Photo: Lucas Gomes/Flickr
Last month brought another massive fall in Metro Vancouver home sales, new data from the Real Estate Board of Greater Vancouver (REBGV) shows. In total, just 2,233 homes were sold in the area in October — that’s a 38.8 per cent drop year-over-year, and 15 per cent below the 10-year sales average for the month.
At this point, Metro Vancouver home sales have seen huge year-over-year declines for several months in a row, and many believe the region’s new foreign-buyer tax is responsible. Put in place on August 2nd, it has already significantly lowered the number of residential real estate transactions involving foreign buyers.
However, in a press release accompanying the new REBGV data, President Dan Morrison emphasizes that the tax is not the only factor helping to reduce home sales in Metro Vancouver. He believes market conditions were changing before the tax came into effect, and points out that it’s not the only government intervention affecting the market.

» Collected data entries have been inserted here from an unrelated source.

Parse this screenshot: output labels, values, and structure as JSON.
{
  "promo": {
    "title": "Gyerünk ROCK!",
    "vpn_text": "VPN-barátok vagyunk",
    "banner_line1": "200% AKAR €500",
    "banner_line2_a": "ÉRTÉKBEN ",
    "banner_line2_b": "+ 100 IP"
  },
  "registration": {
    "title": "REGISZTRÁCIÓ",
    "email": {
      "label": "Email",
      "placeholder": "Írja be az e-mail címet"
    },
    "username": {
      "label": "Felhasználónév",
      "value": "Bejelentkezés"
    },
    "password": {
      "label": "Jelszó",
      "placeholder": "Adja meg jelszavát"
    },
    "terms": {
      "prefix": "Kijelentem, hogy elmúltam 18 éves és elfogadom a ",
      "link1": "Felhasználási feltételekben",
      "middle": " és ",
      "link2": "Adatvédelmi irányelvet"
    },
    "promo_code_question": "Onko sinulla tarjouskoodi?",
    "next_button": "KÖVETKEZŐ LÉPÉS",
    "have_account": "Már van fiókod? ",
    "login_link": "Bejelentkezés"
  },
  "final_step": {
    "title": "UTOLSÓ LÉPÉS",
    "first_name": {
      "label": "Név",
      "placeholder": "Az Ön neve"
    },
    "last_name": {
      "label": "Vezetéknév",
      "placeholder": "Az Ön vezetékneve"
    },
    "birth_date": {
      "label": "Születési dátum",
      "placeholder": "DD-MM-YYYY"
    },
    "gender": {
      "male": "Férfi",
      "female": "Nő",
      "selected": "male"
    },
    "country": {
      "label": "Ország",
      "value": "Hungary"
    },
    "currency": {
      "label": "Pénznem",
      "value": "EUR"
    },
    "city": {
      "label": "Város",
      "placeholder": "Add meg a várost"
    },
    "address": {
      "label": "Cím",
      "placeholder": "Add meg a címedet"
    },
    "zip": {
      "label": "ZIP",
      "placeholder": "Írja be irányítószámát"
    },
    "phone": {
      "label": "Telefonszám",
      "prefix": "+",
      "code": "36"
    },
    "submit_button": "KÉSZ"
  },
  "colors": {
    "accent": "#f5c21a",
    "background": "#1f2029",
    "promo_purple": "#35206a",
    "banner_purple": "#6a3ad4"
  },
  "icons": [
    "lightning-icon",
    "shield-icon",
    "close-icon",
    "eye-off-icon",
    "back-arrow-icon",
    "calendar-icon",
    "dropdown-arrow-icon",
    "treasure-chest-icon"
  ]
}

“Potential buyers and sellers are taking a wait-and-see approach to try and better understand what these changes mean for them,” he says.
But while home sales continue to fall steeply, the same can’t be said for prices. Indeed, the MLS Home Price Index composite benchmark price for all homes in Metro Vancouver is currently sitting at $919,300. Though that’s down 0.8 per cent from September, it’s still up 24.8 per cent from the same time last year.
The benchmark detached home price saw the largest increase, rising 28.9 per cent year-over-year to reach $1,545,800. Similarly, the benchmark attached home price increased 25.7 per cent to hit $669,200, while the benchmark apartment price came in at $512,300 after rising 20.5 per cent.
Some market watchers are calling for Metro Vancouver home prices to cool slowly heading into 2017, but for now the sales-to-active-listings ratio for the region remains fairly high at 24.4 per cent. Home prices tend to experience upward pressure when the ratio is over 20 per cent for several months at a time.